The challenge with development is that implementing agencies don’t like to report failures to donors and failures are absolutely necessary to the iterative process at the heart of development. Often, they only want to report positive results to please donors who in turn want to show taxpayers of respective countries how the money is being well spent.
The reality of development is that you cannot transplant designed projects in their entirety and expect them to authentically work. There is a need to encourage deviance and experimentation so that new solutions can emerge. Almost like an organism traveling to a new environment. The grizzly bear evolves into the polar bear after many iterations in the new context of white snowy landscapes. The original problem is that the brown bear cannot easily catch prey as it sticks out like, well a big brown bear against a white backdrop. So the prey sees it and runs, and the bear goes hungry. But genetic iterations or mutations lead to a white coated bear being better adapted to this new frosty environment. The feedback loops between DNA and the environment enabled a solution to be found to the conspicuous hungry bear issue and the eventual spread of this successful iteration.
Work in development must be the same: iterative, adaptive, and problem-driven. In evolution, the biggest advances in the history of life have come about through major problems such as massive meteorites, super volcanos, the great oxygen crisis, and other such disasters. Problems or crises are the greatest drivers of evolution, development and your life.
The moon and development
The creation of the moon happened via a massive mars-sized meteorite smashing into Earth. That was a problem. However, life adapted to the consequent seasons we experience. Not to mentioned the moon inspired our poetry and ambitions, and enables the tidal changes on earth
Breathing came about in some senses as a problem driven iterative adaptation.

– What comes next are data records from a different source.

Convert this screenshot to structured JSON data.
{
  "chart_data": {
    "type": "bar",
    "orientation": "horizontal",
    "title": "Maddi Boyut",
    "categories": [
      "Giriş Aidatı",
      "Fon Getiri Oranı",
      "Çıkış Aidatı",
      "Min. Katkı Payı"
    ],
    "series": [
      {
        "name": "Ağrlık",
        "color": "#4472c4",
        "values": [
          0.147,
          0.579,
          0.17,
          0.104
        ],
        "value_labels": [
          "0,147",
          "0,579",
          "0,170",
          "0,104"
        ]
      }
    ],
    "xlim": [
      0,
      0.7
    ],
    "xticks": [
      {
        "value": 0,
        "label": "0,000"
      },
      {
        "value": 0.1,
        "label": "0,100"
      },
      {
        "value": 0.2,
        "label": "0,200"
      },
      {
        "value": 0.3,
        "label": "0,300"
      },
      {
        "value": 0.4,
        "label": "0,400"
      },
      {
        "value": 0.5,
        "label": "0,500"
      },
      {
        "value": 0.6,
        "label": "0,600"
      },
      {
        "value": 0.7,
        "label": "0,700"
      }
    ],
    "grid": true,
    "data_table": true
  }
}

Problems are actually the biggest opportunity and the central driver of evolution and adaptation. Problems spurred the greatest innovations of life. Take mitochondria and the biochemical basis of breathing: the Krebs cycle. With the advent of photosynthetic microbes, oxygen in the atmosphere started to increase. This oxygen was toxic to other microbes, eventually killing them off. After many iterations a solution was found: breathing. Microbes could now process the once deadly oxygen. Not only were the new breathers inoculated against the toxicity of oxygen but also derived energy from it. The microbes presumably, early mitochondria, were the outcome of a problem-driven iterative adaptive process. The solution emerged, through blind experimentation and feedback loops, with many failures, until the right combination of sugar, oxygen and complex chemistry enabled a new emergent solution to come into existence. That 3-4 billion year old innovation remains with us to this day in all 37.2 trillion cells that make up our human body, in every animal that breathes, and enable the biochemical basis of breathing to occur! What a solution! So PDIA in some senses is an ancient tool used by life itself (even though it blindly implemented it.)
Food for progress: problems
So rather than see problems as annoying, problems can be seen as food for progress. Food for an iterative process that gets us to where we want quickly. Follow the problem. Problems can speed up and drive adaptation. Problems are the direction we want to go in when we want development to happen fast.
It is standard practice for Google or Evernote or any internet enabled products that can get instant metrics on the client en mass, to go through product development cycles massively quickly. They create and benefit from rapid feedback loops. Adaptive learning takes place very fast and ideal products emerge, optimised and brilliant (for a time). They experiment with beta versions which sometimes get ditched. They are not afraid to take products offline if the feedback provide evidence the products are not working. The failures are eliminated from the meme-pool.